Rating SA’s socio-economic minefield

South Africa’s last apartheid president, FW de Klerk, has blamed the ruling ANC government for the country’s social and economic woes, which have lead to two rating downgrades in the past few months.
In a speech to business leaders late Wednesday (31 October 2012), the 76-year-old De Klerk lambasted the wealth-redistribution policies of the ANC, Sapa reported.
De Klerk hit out at what he called the Marxism-Leninism of some members of the ANC ruling alliance, which he blamed for widespread unemployment and the failure to attract investment.
A recent wave of violent strikes led by miners demanding huge wage increases has rattled Africa’s largest economy and highlighted the country’s huge social discrepancies.
De Klerk acknowledged that some of the country’s woes were inherited from apartheid, but argued that the party of President Jacob Zuma was failing to deal with them.
“The reality is that it has had to contend with enormous socio-economic backlogs inherited from the past,” de Klerk said.
“By the same token, it was also unfair to blame all the problems of the present on the past,” he said, adding that “the ANC was primarily responsible for the current crisis.”
Ratings cuts
As a result of the apparent socio-economic discrepancies, South Africa has suffered not one, but two rating cuts from the three big global ratings agencies for the first time since 1994 – but the South African government insists that this is simply an indication of greater global trends.
On 12 October 2012, ratings agency Standard & Poor’s (S&P) was the latest to cut South Africa’s credit rating down a notch – taking it one step lower than the other ratings agencies.
Speaking to Talk Radio 702’s John Robbie on 15 October, minister of finance, Pravin Gordhan said he was quite surprised by the downgrade, which happened out of the agency’s typical timing.
Gordhan said that the ratings cut was premature, as the other ratings agencies (Fitch and Moody’s) had given assurances that they would revisit South Africa’s rating again in November, after the medium-term budget policy statement and the ANC conference.

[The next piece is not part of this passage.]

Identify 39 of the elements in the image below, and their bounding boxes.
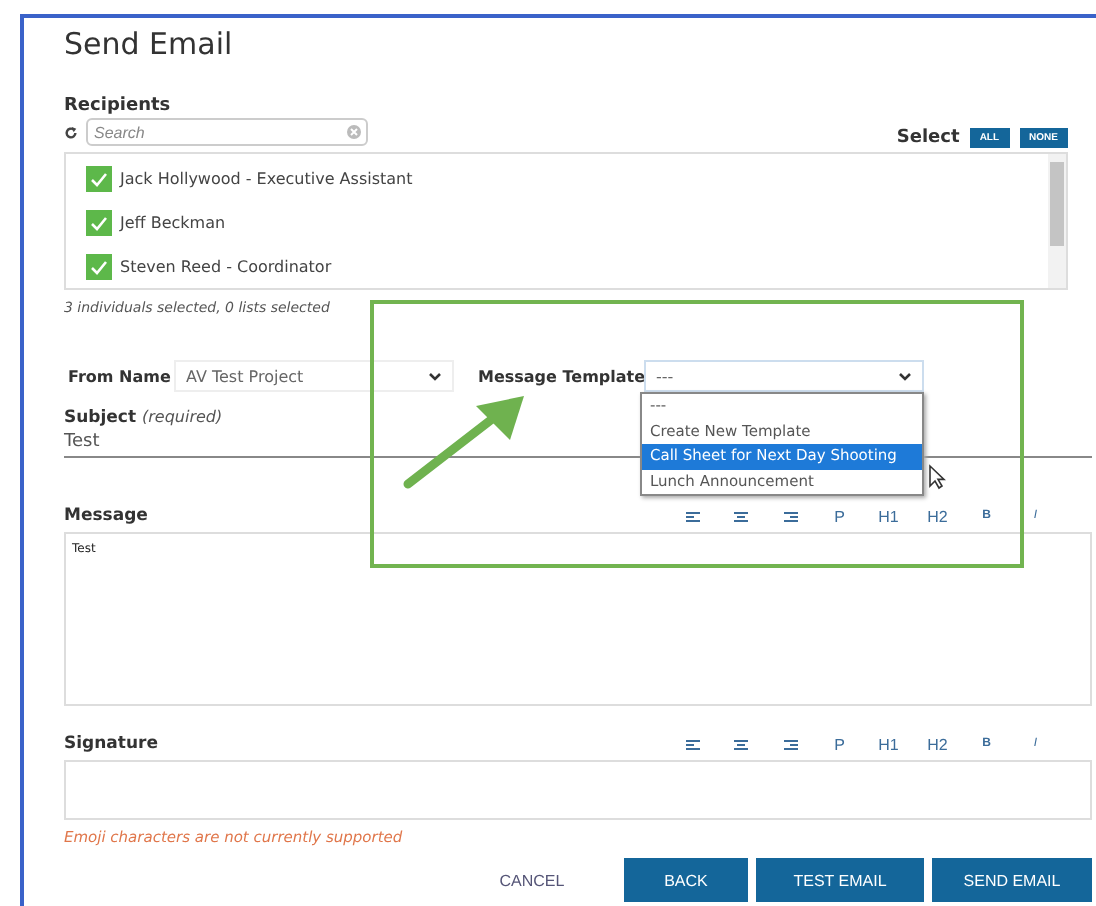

“You can see two very contrasting approaches,” Gordhan said.”We can’t afford to be annoyed – we can afford to be disappointed that they (S&P) didn’t stick to their normal process.”
702’s Bruce Whitfield spoke to Standard & Poor’s managing director in South Africa, Konrad Reuss, who said that their downgrade was not premature – and that the agency felt it was necessary to step out of its regular timetable.
“The damage has been done”
“The newsflow has consistantly and continuously been very negative…from our perspective there was nothing in it in waiting any further, the damage had been done.”
Reuss pointed to the ongoing issues in the South African mining sector – which had “mushroomed” into other sectors – as a key factor in S&P’s downgrade.
He also cited job layoffs, slowed growth and a negative knock-on impact on the financial and socio-economic position of the country as determining factors.
“When you think of the medium-term budget policy, if you think of Mangaung coming later in this year – one would have to see a lot of regaining of ground to make good on the damage that’s been done.”
“We take the position that – it’s too late, basically. It’s important now to stabalise the situation.”
The Standard and Poor’s rating downgrade was left with a “negative” outlook – meaning that, should things not improve, a further ratings cut may occur.
“We believe the risks are still stacked on the downside.”
“What we see now is that the policy-making framework of South Africa has changed and what has always been so predictable for so long…has diminished.”
Ratings history
Looking at South Africa’s rating past, since agencies began listing the country as a sovereign entity as early as 1994, it has enjoyed a strong upward trend until now.
For the first time since 1994, South Africa has suffered two ratings cuts, with all three ratings agencies – Fitch, Moody’s and Standard & Poor’s – marking the country with a “negative” outlook.
The South African goverment is not oblivious to the sentiment surrounding the ratings cuts – but remains adamant that it is “grossly incorrect to suggest that South Africa is on a downhill slide,” it said in a statement.
“The country may have received a downgrade from two rating agencies, but so have many other countries even in Europe and elsewhere. It is the sign of the times. The world is going through a period of serious economic upheaval,” the presidency said.
Responding to De Klerk’s criticism, provincial secretary Lubabalo Oscar Mabuyane said that the former National Party president had no right to speak against the ANC.
“He forgets that in our 18 years of democratic government, we have done things that they deliberately decided not to do,” he said. “The situation of our economy is because they (the National Party) literally kicked black people out of the economy and society.”
“We will continue with the affirmative action, black economic empowerment programme and other economic development policies that continue to boost our economy,” Lubabalo continued.
“The best thing that De Klerk can do is to keep quiet or try to encourage white South African companies to join the National Democratic Revolution by creating jobs, providing training opportunities and paying black people salaries equal to those of their coloured, Indian and white counterparts.”